We then pan to Bradbury, Idaho, a small town suddenly sparking to life, and we close the series with one final allusion to The Stand: a mass of people drawn to a gleaming settlement in the wasteland by dreams and the image of a grinning man. True, the grinning man in question has more in common with Pennywise than with Randall Flagg, but that doesn’t change the genuine creepiness of that final shot, the idea of an otherworldly threat rearing its head after everyone’s been worn down to the bone fighting the corporeal one. Disappointingly, it sets the stage for a war that we’ll never get to see the results of, and it leaves the sad impression that roughly half of this season was intended as buildup to a far more interesting and freaky narrative.
It’s remarkable to feel the difference that a year can make for a show. After the awful first season finale, a Revolution cancellation would have felt like a mercy killing, and now, it’s a frustration because the show had finally managed to right itself and found untapped ground. It was never going to be a perfect show—there was always an inherent messiness to its plotting that even this second season was unable to remedy—but in managing to become fun, it remedied its biggest problem. Revolution will no longer be televised, but in its passing, it pulled off a trick that I never would have dreamed possible a year ago: I’ll miss it now that it’s gone.
Episode grade: B+
Season grade: B
Series grade: B
Stray observations:
- Some standout moments from the unreviewed episodes: the jarring tonal shift of the “Dreamcatcher” alternate reality, the shock of Jason’s death via Charlie and the subsequent display of grief from Esposito, Miles’ long dark night of the soul when he was trapped in the cellar in “$#!& Happens.” (The latter of which finally explained why Miles burned down that shed back in the season premiere, a consequence of the nanites’ experimentation.)
- Re: my comment about the redemption of David Lyons: What I suppose I’m really saying is that NBC needs to bring back The Cape. Seriously, bring it back as a limited event miniseries and pair it with the Heroes reboot, just to see what would happen! Keith David is also (sadly) available these days.
- More seriously, there were some good performers in the cast who will hopefully move onto better things.
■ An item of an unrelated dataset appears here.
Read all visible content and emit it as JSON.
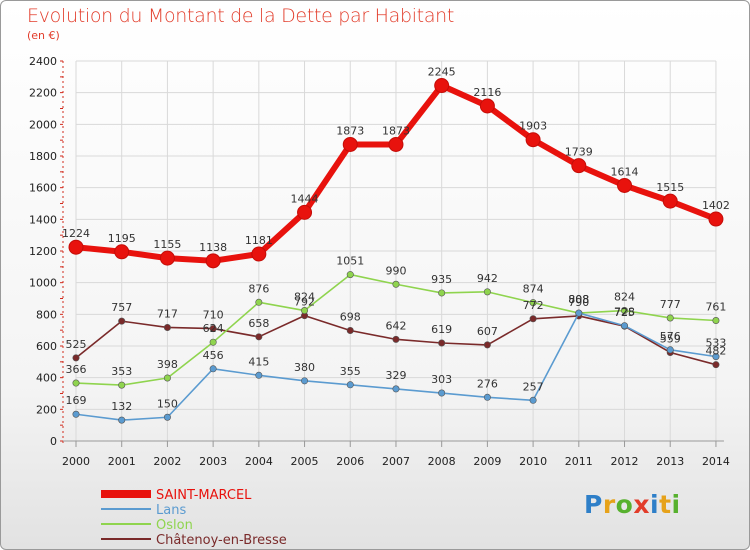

Billy Burke made for a convincing world-weary action hero, Esposito revealed himself capable of more depths of grief than even Breaking Bad allowed him, and even Tracy Spiridakos proved herself not a lost cause.
- “We’re doing this for Marion, and for Jason, and for everyone else those sons of bitches took.” “You know who makes speeches like that? People about to die.” “Good point.”
- “I still get to cut your throat and watch you bleed out. So speaking as one leader to another, that is one hell of a consolation prize.”
- “What happens when summer’s over?” “Uh, we win.”
- Thanks to everyone for reading, particularly those of you who followed me over the season-and-a-half of regular coverage. I’m glad I had the chance to come back for one last hurrah, and sorry I won’t get a chance to embark on what could have been a loopy third season. RIP, Revolution, it was fun to bury and praise you at various times.